Published online Mar 15, 2015. doi: 10.4239/wjd.v6.i2.296
Peer-review started: August 30, 2014
First decision: September 30, 2014
Revised: October 10, 2014
Accepted: December 29, 2014
Article in press: December 31, 2014
Published online: March 15, 2015
Prediabetes is an intermediate state of hyperglycemia with glycemic parameters above normal but below the diabetes threshold. While, the diagnostic criteria of prediabetes are not uniform across various international professional organizations, it remains a state of high risk for developing diabetes with yearly conversion rate of 5%-10%. Observational evidence suggests as association between prediabetes and complications of diabetes such early nephropathy, small fiber neuropathy, early retinopathy and risk of macrovascular disease. Several studies have shown efficacy of lifestyle interventions with regards to diabetes prevention with a relative risk reduction of 40%-70% in adults with prediabetes. While there is increasing evidence to prove the efficacy of pharmacotherapy in prevention of diabetes in adults with prediabetes, pharmaceutical treatment options other than metformin are associated with adverse effects that limit their use for prediabetes. There are no reports of systematic evaluation of health outcomes related to prediabetes in children. The effects of pharmacotherapy of prediabetes on growth and pubertal development in children remains unknown. Secondary intervention with pharmacotherapy with metformin is advocated for high-risk individuals but criteria for such consideration benefit of early intervention, long term cost effectiveness of such interventions and the end point of therapy remain unclear. Pharmacotherapy must be used with caution in children with prediabetes. Prediabetes is a condition defined as having blood glucose levels above normal but below the defined threshold of diabetes. It is considered to be an at risk state, with high chances of developing diabetes. While, prediabetes is commonly an asymptomatic condition, there is always presence of prediabetes before the onset of diabetes. The elevation of blood sugar is a continuum and hence prediabetes can not be considered an entirely benign condition. This aim of this review is to describe the challenges associated with diagnosis of prediabetes, the possible adverse medical outcomes associated with prediabetes and the treatment options and rationale for their use in context of prediabetes.

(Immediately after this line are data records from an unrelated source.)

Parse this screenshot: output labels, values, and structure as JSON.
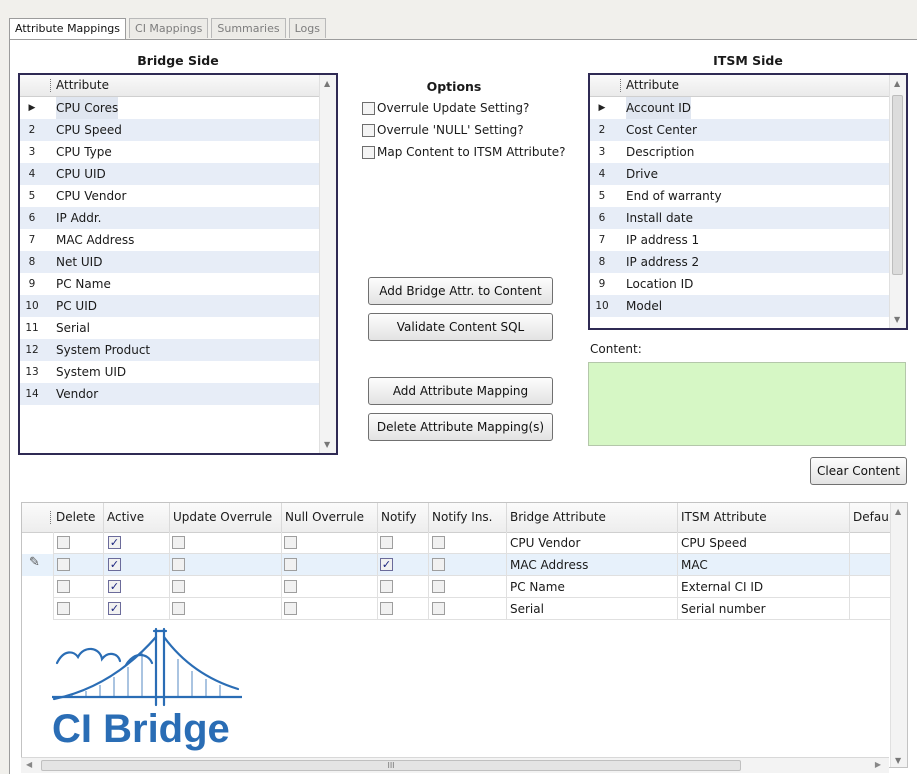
{
  "tabs": [
    "Attribute Mappings",
    "CI Mappings",
    "Summaries",
    "Logs"
  ],
  "bridge_side": {
    "title": "Bridge Side",
    "header": "Attribute",
    "rows": [
      "CPU Cores",
      "CPU Speed",
      "CPU Type",
      "CPU UID",
      "CPU Vendor",
      "IP Addr.",
      "MAC Address",
      "Net UID",
      "PC Name",
      "PC UID",
      "Serial",
      "System Product",
      "System UID",
      "Vendor"
    ],
    "row_numbers": [
      "",
      "2",
      "3",
      "4",
      "5",
      "6",
      "7",
      "8",
      "9",
      "10",
      "11",
      "12",
      "13",
      "14"
    ]
  },
  "itsm_side": {
    "title": "ITSM Side",
    "header": "Attribute",
    "rows": [
      "Account ID",
      "Cost Center",
      "Description",
      "Drive",
      "End of warranty",
      "Install date",
      "IP address 1",
      "IP address 2",
      "Location ID",
      "Model"
    ],
    "row_numbers": [
      "",
      "2",
      "3",
      "4",
      "5",
      "6",
      "7",
      "8",
      "9",
      "10"
    ]
  },
  "options": {
    "title": "Options",
    "items": [
      "Overrule Update Setting?",
      "Overrule 'NULL' Setting?",
      "Map Content to ITSM Attribute?"
    ]
  },
  "buttons": {
    "add_bridge_attr": "Add Bridge Attr. to Content",
    "validate_sql": "Validate Content SQL",
    "add_mapping": "Add Attribute Mapping",
    "delete_mapping": "Delete Attribute Mapping(s)",
    "clear_content": "Clear Content"
  },
  "content_label": "Content:",
  "grid": {
    "columns": [
      "Delete",
      "Active",
      "Update Overrule",
      "Null Overrule",
      "Notify",
      "Notify Ins.",
      "Bridge Attribute",
      "ITSM Attribute",
      "Defau"
    ],
    "rows": [
      {
        "delete": false,
        "active": true,
        "update_overrule": false,
        "null_overrule": false,
        "notify": false,
        "notify_ins": false,
        "bridge": "CPU Vendor",
        "itsm": "CPU Speed"
      },
      {
        "delete": false,
        "active": true,
        "update_overrule": false,
        "null_overrule": false,
        "notify": true,
        "notify_ins": false,
        "bridge": "MAC Address",
        "itsm": "MAC"
      },
      {
        "delete": false,
        "active": true,
        "update_overrule": false,
        "null_overrule": false,
        "notify": false,
        "notify_ins": false,
        "bridge": "PC Name",
        "itsm": "External CI ID"
      },
      {
        "delete": false,
        "active": true,
        "update_overrule": false,
        "null_overrule": false,
        "notify": false,
        "notify_ins": false,
        "bridge": "Serial",
        "itsm": "Serial number"
      }
    ]
  },
  "hscroll_grip": "III",
  "logo": {
    "text": "CI Bridge",
    "color": "#2a6db5"
  },
  "colors": {
    "list_border": "#2f2a54",
    "content_bg": "#d6f7c5",
    "row_alt": "#e7edf7",
    "selected_row": "#e7f1fb"
  }
}
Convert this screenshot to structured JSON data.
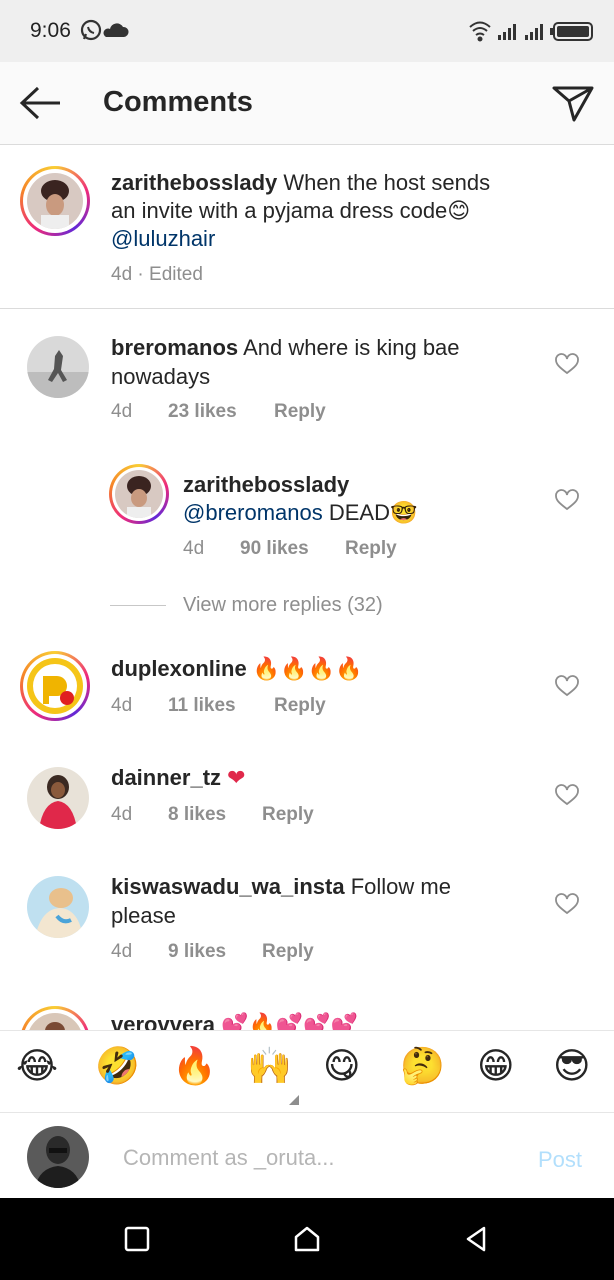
{
  "status_bar": {
    "time": "9:06"
  },
  "header": {
    "title": "Comments"
  },
  "caption": {
    "username": "zarithebosslady",
    "line1": "When the host sends",
    "line2": "an invite with a pyjama dress code😊",
    "mention": "@luluzhair",
    "meta": "4d · Edited"
  },
  "comments": [
    {
      "username": "breromanos",
      "text_line1": "And where is king bae",
      "text_line2": "nowadays",
      "time": "4d",
      "likes": "23 likes",
      "reply": "Reply"
    },
    {
      "username": "zarithebosslady",
      "mention": "@breromanos",
      "text": "DEAD🤓",
      "time": "4d",
      "likes": "90 likes",
      "reply": "Reply"
    },
    {
      "username": "duplexonline",
      "text": "🔥🔥🔥🔥",
      "time": "4d",
      "likes": "11 likes",
      "reply": "Reply"
    },
    {
      "username": "dainner_tz",
      "text": "❤",
      "time": "4d",
      "likes": "8 likes",
      "reply": "Reply"
    },
    {
      "username": "kiswaswadu_wa_insta",
      "text_line1": "Follow me",
      "text_line2": "please",
      "time": "4d",
      "likes": "9 likes",
      "reply": "Reply"
    },
    {
      "username": "verovvera",
      "text": "💕🔥💕💕💕"
    }
  ],
  "view_more_replies": "View more replies (32)",
  "emoji_bar": [
    "😂",
    "🤣",
    "🔥",
    "🙌",
    "😋",
    "🤔",
    "😁",
    "😎"
  ],
  "composer": {
    "placeholder": "Comment as _oruta...",
    "post_label": "Post"
  },
  "colors": {
    "mention": "#003569",
    "meta": "#8e8e8e",
    "post_disabled": "#b2dffc",
    "heart": "#8e8e8e"
  }
}
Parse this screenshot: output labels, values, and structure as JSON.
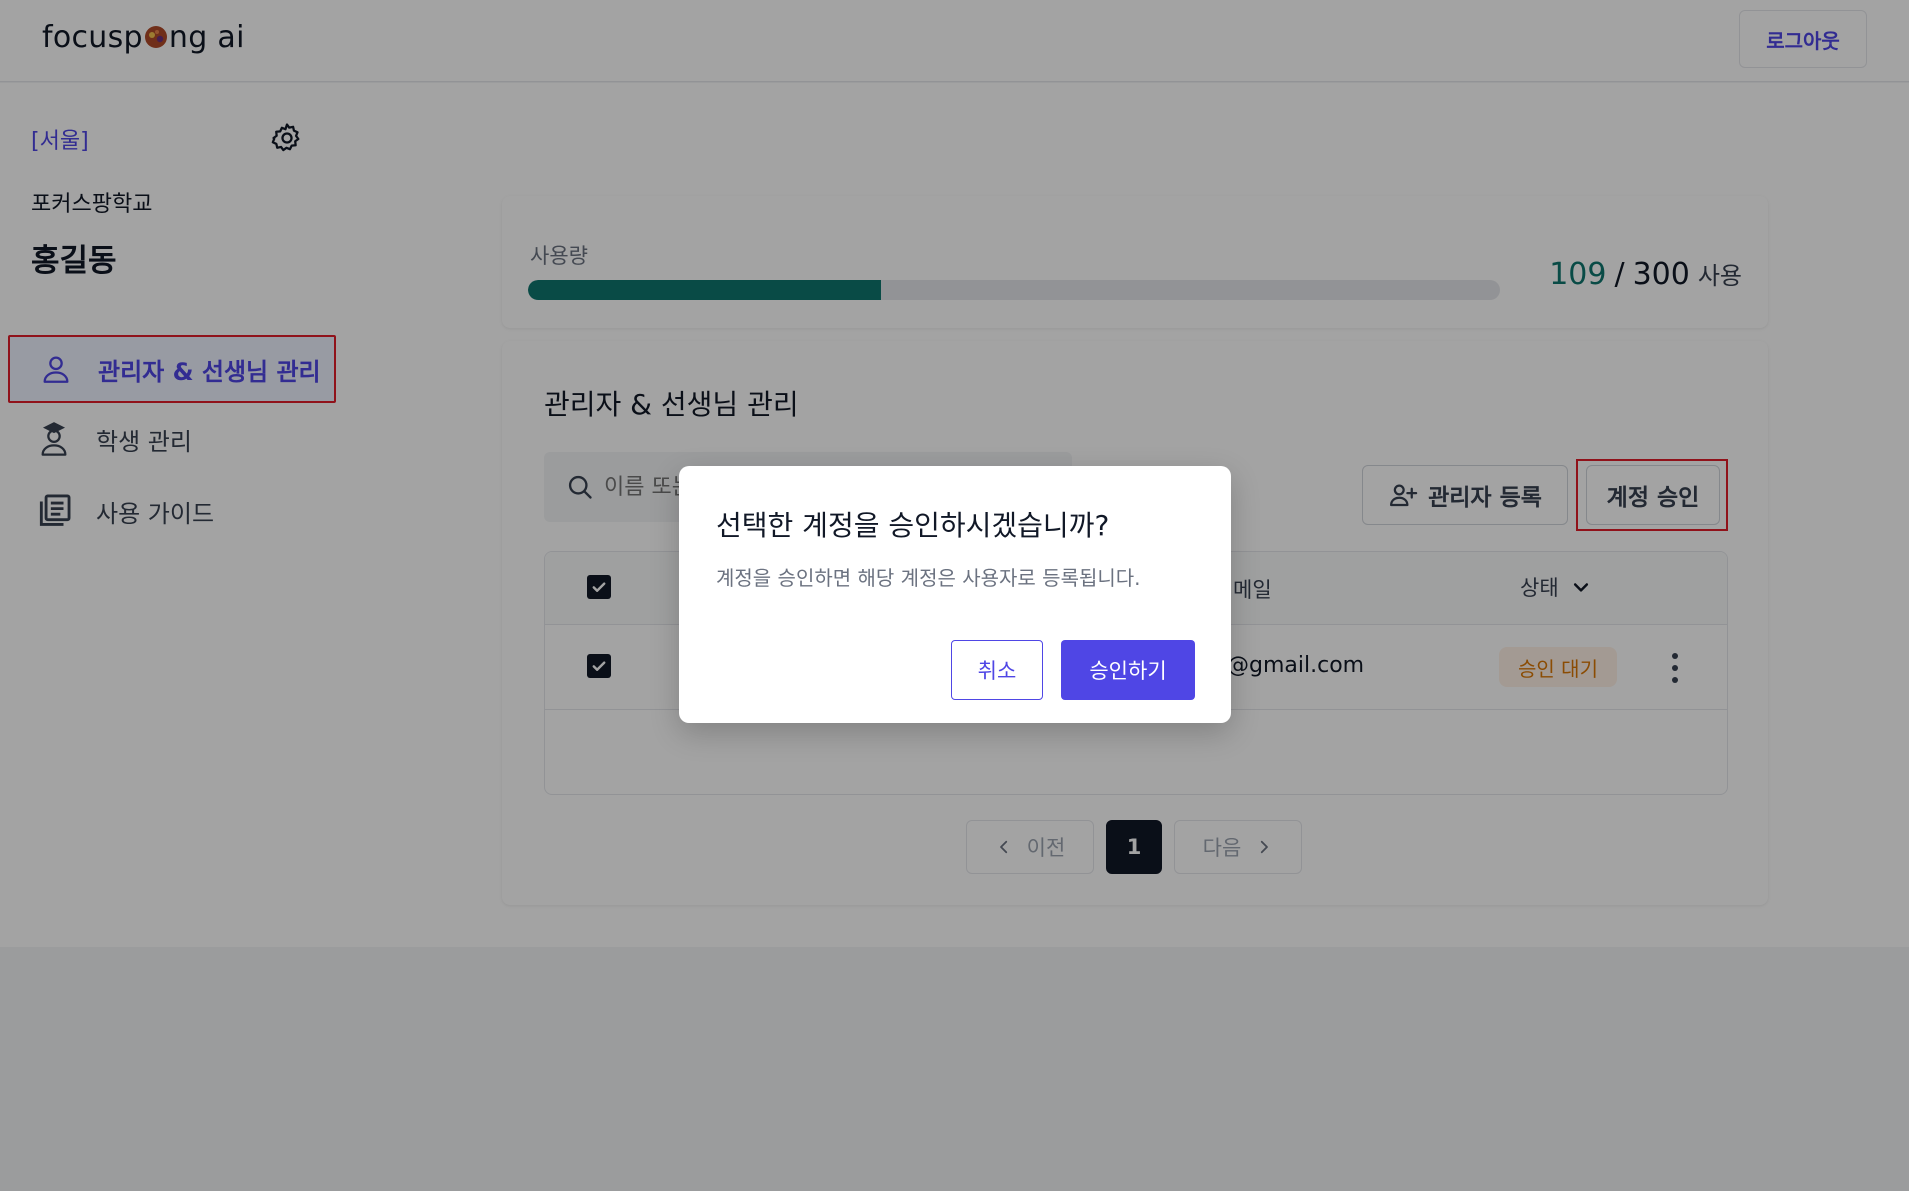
{
  "header": {
    "logo_text": "focusp",
    "logo_suffix": "ng ai",
    "logout_label": "로그아웃"
  },
  "sidebar": {
    "region": "[서울]",
    "school": "포커스팡학교",
    "user_name": "홍길동",
    "items": [
      {
        "label": "관리자 & 선생님 관리",
        "icon": "person-icon",
        "active": true
      },
      {
        "label": "학생 관리",
        "icon": "student-icon",
        "active": false
      },
      {
        "label": "사용 가이드",
        "icon": "book-stack-icon",
        "active": false
      }
    ]
  },
  "usage": {
    "label": "사용량",
    "current": "109",
    "separator": "/",
    "max": "300",
    "unit": "사용",
    "fraction": 0.363
  },
  "management": {
    "title": "관리자 & 선생님 관리",
    "search_placeholder": "이름 또는",
    "register_label": "관리자 등록",
    "approve_label": "계정 승인",
    "table": {
      "headers": {
        "email": "메일",
        "status": "상태"
      },
      "rows": [
        {
          "checked": true,
          "email": "@gmail.com",
          "status": "승인 대기"
        }
      ]
    },
    "pagination": {
      "prev_label": "이전",
      "current_page": "1",
      "next_label": "다음"
    }
  },
  "modal": {
    "title": "선택한 계정을 승인하시겠습니까?",
    "description": "계정을 승인하면 해당 계정은 사용자로 등록됩니다.",
    "cancel_label": "취소",
    "confirm_label": "승인하기"
  },
  "colors": {
    "accent": "#4f46e5",
    "progress": "#0f766e",
    "highlight_border": "#e11d2a",
    "pending": "#d97706"
  }
}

Core tip: Prediabetes is a state of intermediate hyperglycemia. While there are several controversies about the diagnosis of prediabetes, it remains an at-risk state for development of diabetes. Several adverse health outcomes have been associated with prediabetes. This review provides a detailed description of the current literature regarding diagnosis, health consequences and treatment of prediabetes and also provides an insight for clinical management.